Menyenangkan sekali akhirnya saya mendapatkan libur yang cukup panjang. Saya sudah menantikan hari libur panjang sejak lama. Ada banyak hal yang ingin saya lakukan seperti mengisi blog dengan tulisan yang sudah saya rencanakan meski masih di dalam benak dan belanja beberapa kebutuhan yang belum sempat terpenuhi. Namun sayangnya semua tidak berjalan seperti rencana. Ternyata saat libur pikiran saya juga menginginkan liburan dengan bersantai. Agak susah untuk berkonsentrasi mengumpulkan ide dan merangkainya menjadi tulisan. Bahkan rencana belanja juga pupus karena yang semula saya kira gaji akan cair lebih awal ternyata tidak. Mendapat THR tapi dalam suatu bentuk yang lain, yang mana saya dan suami memilih untuk menyimpannya dulu. Kami hanya bertahan dengan sisa uang seadanya dan saya benar benar menahan hasrat serta keinginan.

Dek... harus puasa dulu

Tapi kan kita sudah puasa satu bulan kemarin..

Puasa itu ga hanya sewaktu ramadhan, tapi terus menerus, seperti saat ini. Sabar dulu ya...

Saya teringat akan sebuah tayangan* di kanal YouTube milik seorang ibu rumah tangga berkebangsaan Korea. Ia dan keluarga kecilnya merupakan seorang minimalis. Dalam video itu ia menunjukkan bagaimana mengisi hari libur tanpa mengeluarkan uang. Mulai dari minum kopi ala cafe di rumah dengan cara yang sederhana. Mengajak anaknya bermain bola di taman. Makan siang sederhana tapi nikmat di rumah. Mengisi waktu luang dengan membuka album foto, membaca di perpustakaan umum, dan membuat camilan dengan bahan bahan yang ada di kulkas. Semuanya terasa menyenangkan tanpa menambah pengeluaran. Hal itu kembali menyadarkan saya bahwa kesenangan bisa kita dapatkan meski tanpa mengeluarkan uang sedikitpun. Kita hanya perlu lebih peka untuk menemukan hal hal yang menyenangkan itu di sekitar. 

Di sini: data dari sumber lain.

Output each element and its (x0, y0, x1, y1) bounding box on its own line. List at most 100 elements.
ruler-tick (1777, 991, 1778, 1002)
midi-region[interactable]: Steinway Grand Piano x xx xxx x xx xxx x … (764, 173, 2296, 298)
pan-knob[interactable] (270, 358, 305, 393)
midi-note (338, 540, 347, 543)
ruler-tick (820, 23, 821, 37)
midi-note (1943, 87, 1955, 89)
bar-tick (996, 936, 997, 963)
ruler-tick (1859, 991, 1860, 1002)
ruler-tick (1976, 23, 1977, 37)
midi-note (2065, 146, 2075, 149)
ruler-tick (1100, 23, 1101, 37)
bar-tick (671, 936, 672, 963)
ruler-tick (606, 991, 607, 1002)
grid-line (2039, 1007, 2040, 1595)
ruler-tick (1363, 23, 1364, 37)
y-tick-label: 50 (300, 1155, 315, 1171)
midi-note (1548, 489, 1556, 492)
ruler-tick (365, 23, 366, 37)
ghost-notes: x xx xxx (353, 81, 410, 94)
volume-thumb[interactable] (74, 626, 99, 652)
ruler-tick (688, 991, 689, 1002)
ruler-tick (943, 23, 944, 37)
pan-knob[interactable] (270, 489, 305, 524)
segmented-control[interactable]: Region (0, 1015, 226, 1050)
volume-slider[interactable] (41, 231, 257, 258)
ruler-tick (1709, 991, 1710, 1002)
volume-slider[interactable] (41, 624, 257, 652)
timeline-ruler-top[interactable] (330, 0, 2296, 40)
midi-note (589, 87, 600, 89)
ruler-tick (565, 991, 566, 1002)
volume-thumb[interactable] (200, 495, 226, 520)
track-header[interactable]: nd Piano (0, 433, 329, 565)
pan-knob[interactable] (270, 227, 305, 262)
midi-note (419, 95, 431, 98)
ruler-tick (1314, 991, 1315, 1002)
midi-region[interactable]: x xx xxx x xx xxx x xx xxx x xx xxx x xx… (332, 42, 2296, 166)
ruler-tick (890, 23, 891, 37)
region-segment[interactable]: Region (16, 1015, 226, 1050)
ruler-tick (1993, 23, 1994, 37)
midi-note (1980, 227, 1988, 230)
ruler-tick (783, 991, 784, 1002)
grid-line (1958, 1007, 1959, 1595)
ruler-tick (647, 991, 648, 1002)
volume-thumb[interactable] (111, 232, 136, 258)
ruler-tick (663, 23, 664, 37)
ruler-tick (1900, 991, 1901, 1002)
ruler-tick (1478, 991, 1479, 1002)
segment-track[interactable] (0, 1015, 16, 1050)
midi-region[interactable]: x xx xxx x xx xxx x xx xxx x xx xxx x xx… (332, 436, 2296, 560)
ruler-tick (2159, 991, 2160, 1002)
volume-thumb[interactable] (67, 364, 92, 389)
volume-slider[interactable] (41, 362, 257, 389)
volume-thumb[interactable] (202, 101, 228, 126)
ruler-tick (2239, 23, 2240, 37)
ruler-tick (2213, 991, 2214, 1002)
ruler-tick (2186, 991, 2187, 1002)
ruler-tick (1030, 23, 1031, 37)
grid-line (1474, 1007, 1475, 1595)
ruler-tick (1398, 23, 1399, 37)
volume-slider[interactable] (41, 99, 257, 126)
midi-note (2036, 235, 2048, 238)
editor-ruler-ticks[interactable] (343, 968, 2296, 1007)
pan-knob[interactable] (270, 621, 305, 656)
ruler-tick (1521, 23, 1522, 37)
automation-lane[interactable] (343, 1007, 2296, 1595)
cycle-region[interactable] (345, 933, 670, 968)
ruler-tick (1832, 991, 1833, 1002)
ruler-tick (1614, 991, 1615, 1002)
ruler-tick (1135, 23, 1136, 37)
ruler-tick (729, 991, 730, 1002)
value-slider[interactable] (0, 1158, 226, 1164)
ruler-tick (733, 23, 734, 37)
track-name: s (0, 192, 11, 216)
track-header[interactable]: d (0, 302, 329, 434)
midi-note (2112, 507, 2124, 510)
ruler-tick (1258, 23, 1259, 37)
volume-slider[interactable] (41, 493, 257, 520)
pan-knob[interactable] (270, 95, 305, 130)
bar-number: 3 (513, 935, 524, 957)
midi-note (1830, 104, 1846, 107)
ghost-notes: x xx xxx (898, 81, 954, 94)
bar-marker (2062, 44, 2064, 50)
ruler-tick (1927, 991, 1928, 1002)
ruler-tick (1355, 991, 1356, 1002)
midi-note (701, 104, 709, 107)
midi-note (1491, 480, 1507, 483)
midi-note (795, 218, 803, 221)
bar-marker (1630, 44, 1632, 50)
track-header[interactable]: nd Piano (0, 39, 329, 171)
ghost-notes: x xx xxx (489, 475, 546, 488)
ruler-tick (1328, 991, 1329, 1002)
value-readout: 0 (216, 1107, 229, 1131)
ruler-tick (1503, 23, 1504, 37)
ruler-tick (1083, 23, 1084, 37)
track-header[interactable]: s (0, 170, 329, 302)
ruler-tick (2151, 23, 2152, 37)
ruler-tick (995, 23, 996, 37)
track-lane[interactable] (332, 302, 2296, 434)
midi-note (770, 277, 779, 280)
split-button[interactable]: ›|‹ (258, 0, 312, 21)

Saya sempat berpikir, meski konsep dasar kehidupan minimalis yakni tidak memiliki terlalu banyak barang dan hanya fokus dengan yang diperlukan saja, untuk memulai sepertinya juga membutuhkan usaha dan uang. Pemikiran tersebut timbul ketika saya melihat foto foto di Instagram. Yang saya lihat mereka memiliki perabotan yang berwarna senada dan lebih banyak menggunakan unsur kayu. Ketika saya iseng mencari barang barang tersebut di platform belanja online, harga yang ditawarkan cukup mahal. Pun, jika saya membelinya akan sangat aneh dan bertentangan dengan konsep minimalis. Saya sedang berusaha menjalani hidup minimalis tapi mengapa saya justru ingin menambah kepemilikan? Lalu untuk apa barang barang yang sudah saya miliki dan fungsinya sama? 

Saya kembali merenung dan dalam perenungan itu saya menarik suatu kesimpulan. Asal sudah tahu konsep dasarnya saya hanya perlu menjalaninya sesuai kemampuan. Saya hanya perlu menyesuaikan diri dengan apa yang sudah ada dengan menerapkan kebiasaan baru. Decluttering sangat perlu, tapi untuk merombak semua dan memulai dari awal dengan membeli barang barang baru, hanyalah sia sia. Saya tidak perlu menjadi mereka. Karena mereka mungkin untuk kebutuhan konten media sosial dan mereka bisa mendapatkan uang dari situ?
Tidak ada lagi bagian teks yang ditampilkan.